Continuing advances in islet cell transplantation have been promising; however, several limitations, including severe shortage of transplantable islets, hinder the widespread use of this therapy. Pancreatic precursor cells are one alternative to cadaveric donor islets. These cells found in the developing pancreatic buds are capable of self-renewal and also have the innate ability to become insulin-producing beta-cells. For this work, bioinert polyethylene glycol (PEG) hydrogels were chosen as the supportive three-dimensional matrix for encapsulation of dissociated pancreatic precursor cells obtained from the dorsal pancreatic bud of day-15 rat embryos. This culture system was selected in order to eliminate cell-extracellular matrix and cell-cell signal heterogeneity present when intact pancreatic buds are embedded in protein-based gels, the typical in vitro culture conditions used to study this cell population. In this study it was found that (1) dissociated precursor cells maintain a robust viability for 7 days in PEG hydrogel culture, (2) encapsulated cells selectively differentiate into insulin-expressing beta-cells, and (3) differentiated beta-cells have releasable insulin stores, but are not achieving a mature, glucose responsive phenotype.
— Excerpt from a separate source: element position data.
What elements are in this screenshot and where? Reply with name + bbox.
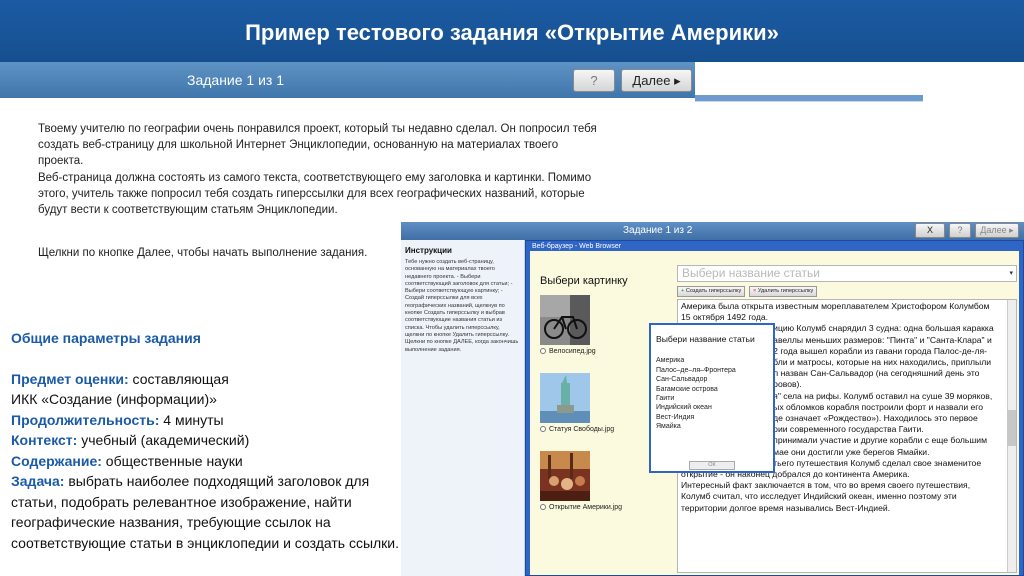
ok-button[interactable]: ОК: [689, 461, 735, 470]
inset-task-counter: Задание 1 из 2: [623, 225, 693, 236]
task-description: Твоему учителю по географии очень понрав…: [38, 121, 598, 218]
instructions-heading: Инструкции: [405, 246, 452, 255]
bicycle-photo[interactable]: [540, 295, 590, 345]
article-line: территории долгое время назывались Вест-…: [681, 502, 891, 513]
task-bar-extension: [695, 95, 923, 102]
click-instruction: Щелкни по кнопке Далее, чтобы начать вып…: [38, 247, 368, 259]
inset-help-button[interactable]: ?: [949, 223, 971, 238]
inset-task-bar: Задание 1 из 2 X ? Далее ▸: [401, 222, 1024, 240]
statue-of-liberty-photo[interactable]: [540, 373, 590, 423]
inset-close-button[interactable]: X: [915, 223, 945, 238]
scrollbar-thumb[interactable]: [1007, 410, 1016, 446]
article-line: Америка была открыта известным мореплава…: [681, 301, 990, 311]
article-scrollbar[interactable]: [1007, 300, 1016, 572]
picture-option[interactable]: Статуя Свободы.jpg: [540, 426, 614, 433]
help-button[interactable]: ?: [573, 69, 615, 92]
task-bar: Задание 1 из 1 ? Далее ▸: [0, 62, 695, 98]
title-band: Пример тестового задания «Открытие Амери…: [0, 0, 1024, 62]
popup-heading: Выбери название статьи: [656, 334, 755, 344]
delete-link-button[interactable]: × Удалить гиперссылку: [749, 286, 818, 297]
dropdown-arrow-icon[interactable]: ▾: [1009, 266, 1013, 281]
instructions-text: Тебе нужно создать веб-страницу, основан…: [405, 259, 519, 353]
instructions-panel: Инструкции Тебе нужно создать веб-страни…: [401, 240, 525, 576]
title-option[interactable]: Ямайка: [656, 422, 768, 431]
task-parameters: Общие параметры задания Предмет оценки: …: [11, 328, 401, 553]
title-option[interactable]: Индийский океан: [656, 403, 768, 412]
slide: Пример тестового задания «Открытие Амери…: [0, 0, 1024, 576]
title-options: Америка Палос–де–ля–Фронтера Сан-Сальвад…: [656, 356, 768, 431]
title-option[interactable]: Америка: [656, 356, 768, 365]
title-option[interactable]: Палос–де–ля–Фронтера: [656, 366, 768, 375]
next-button[interactable]: Далее ▸: [621, 69, 692, 92]
intro-paragraph: Веб-страница должна состоять из самого т…: [38, 171, 592, 217]
discovery-of-america-painting[interactable]: [540, 451, 590, 501]
parameter-row: Контекст: учебный (академический): [11, 432, 250, 448]
title-option[interactable]: Гаити: [656, 394, 768, 403]
picture-option[interactable]: Велосипед.jpg: [540, 348, 596, 355]
parameter-row: Содержание: общественные науки: [11, 452, 243, 469]
title-option[interactable]: Вест-Индия: [656, 413, 768, 422]
article-line: Колумб считал, что исследует Индийский о…: [681, 491, 957, 502]
article-line: 15 октября 1492 года.: [681, 312, 769, 323]
parameters-heading: Общие параметры задания: [11, 330, 201, 346]
task-counter: Задание 1 из 1: [187, 72, 285, 88]
picture-option[interactable]: Открытие Америки.jpg: [540, 504, 622, 511]
intro-paragraph: Твоему учителю по географии очень понрав…: [38, 123, 597, 168]
parameter-row: Задача: выбрать наиболее подходящий заго…: [11, 473, 400, 551]
parameter-row: Продолжительность: 4 минуты: [11, 411, 224, 428]
choose-picture-label: Выбери картинку: [540, 275, 628, 287]
slide-title: Пример тестового задания «Открытие Амери…: [245, 20, 779, 45]
article-line: Интересный факт заключается в том, что в…: [681, 480, 971, 491]
parameter-row: Предмет оценки: составляющая: [11, 370, 229, 387]
article-title-select[interactable]: Выбери название статьи ▾: [677, 265, 1017, 282]
title-option[interactable]: Сан-Сальвадор: [656, 375, 768, 384]
create-link-button[interactable]: + Создать гиперссылку: [677, 286, 746, 297]
inset-next-button[interactable]: Далее ▸: [975, 223, 1019, 238]
x-icon: ×: [753, 288, 757, 294]
title-option[interactable]: Багамские острова: [656, 385, 768, 394]
radio-icon[interactable]: [540, 426, 546, 433]
radio-icon[interactable]: [540, 348, 546, 355]
browser-title: Веб-браузер - Web Browser: [532, 243, 622, 250]
plus-icon: +: [681, 288, 685, 294]
radio-icon[interactable]: [540, 504, 546, 511]
title-picker-popup: Выбери название статьи Америка Палос–де–…: [649, 323, 775, 473]
parameter-row: ИКК «Создание (информации)»: [11, 391, 217, 407]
These findings suggest that encapsulating dissociated pancreatic precursor cells in an environment designed to minimize the heterogeneous signaling cues present during development or in standard culture conditions generates a population highly enriched in pancreatic beta-cells; however, future efforts must focus on achieving glucose responsiveness in this cell population. Further, these results indicate that differentiation down a beta-cell lineage may be the default pathway in pancreatic development.

Entrapped collagen type 1 promotes differentiation of embryonic pancreatic precursor cells into glucose-responsive beta-cells when cultured in three-dimensional PEG hydrogels.
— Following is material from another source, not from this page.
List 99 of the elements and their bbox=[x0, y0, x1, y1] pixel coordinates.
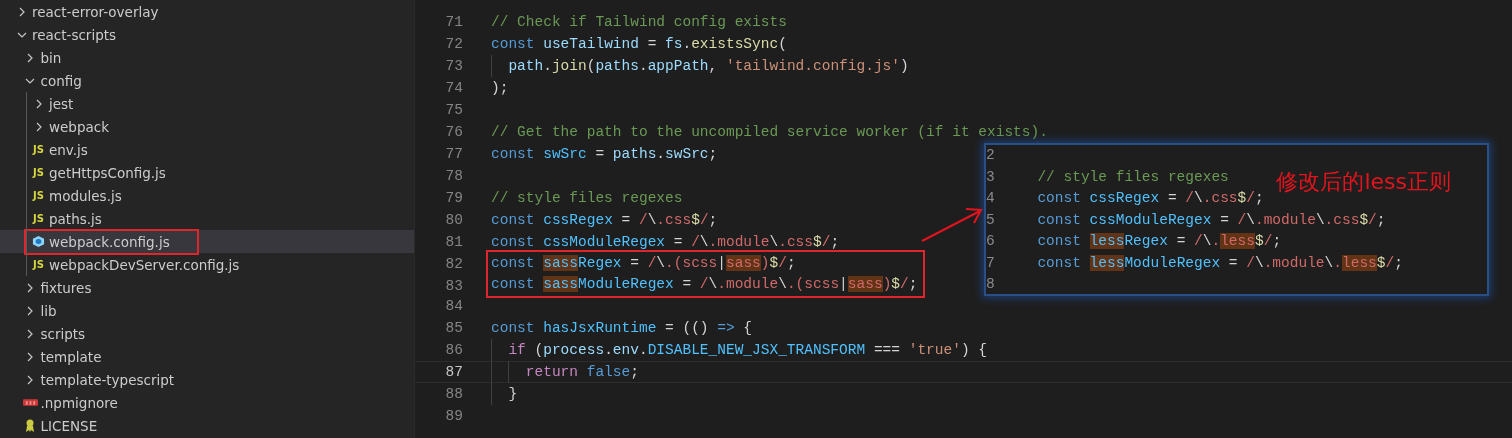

Development of an alternative source of functional, transplantable beta-cells to replace or supplement cadaveric tissue is critical to the future success of islet cell transplantation therapy. Embryonic pancreatic precursor cells are desirable as a renewable source of beta-cells as they are both proliferative and inherently capable of pancreatic cell differentiation. We have previously shown that precursor cells undergo selective beta-cell differentiation when dissociated and photoencapsulated in a polyethylene glycol (PEG) hydrogel network; however, these cells remained immature and were not glucose responsive. Collagen type 1 supports mature cell viability and function in many cell types and we hypothesized that incorporating it within our gels may support differentiating beta-cells and facilitate beta-cell maturation. For these studies, collagen-1 was entrapped with dissociated pancreatic precursor cells in a PEG hydrogel matrix (PEGCol) with the following key findings: (1) mature, glucose-responsive, islet-like structures differentiated from spontaneously forming precursor cell clusters in PEGCol, but not unmodified PEG, hydrogels; (2) a balance existed between providing sufficient collagen-1 signaling to support precursor cell development and providing an overabundance of adhesive sites allowing contaminating mesenchymal cells to thrive' and (3) mechanical stability provided by the PEG hydrogel platform is important for successful precursor cell culture, as PEGCol hydrogels encourage glucose responsiveness and high-insulin gene expression, while pure collagen gel cultures, with the same collagen concentration, have negligible insulin gene expression. These results indicate that PEGCol hydrogels are a useful culture platform to promote differentiation of a glucose-responsive beta-cell population from dissociated precursor cells.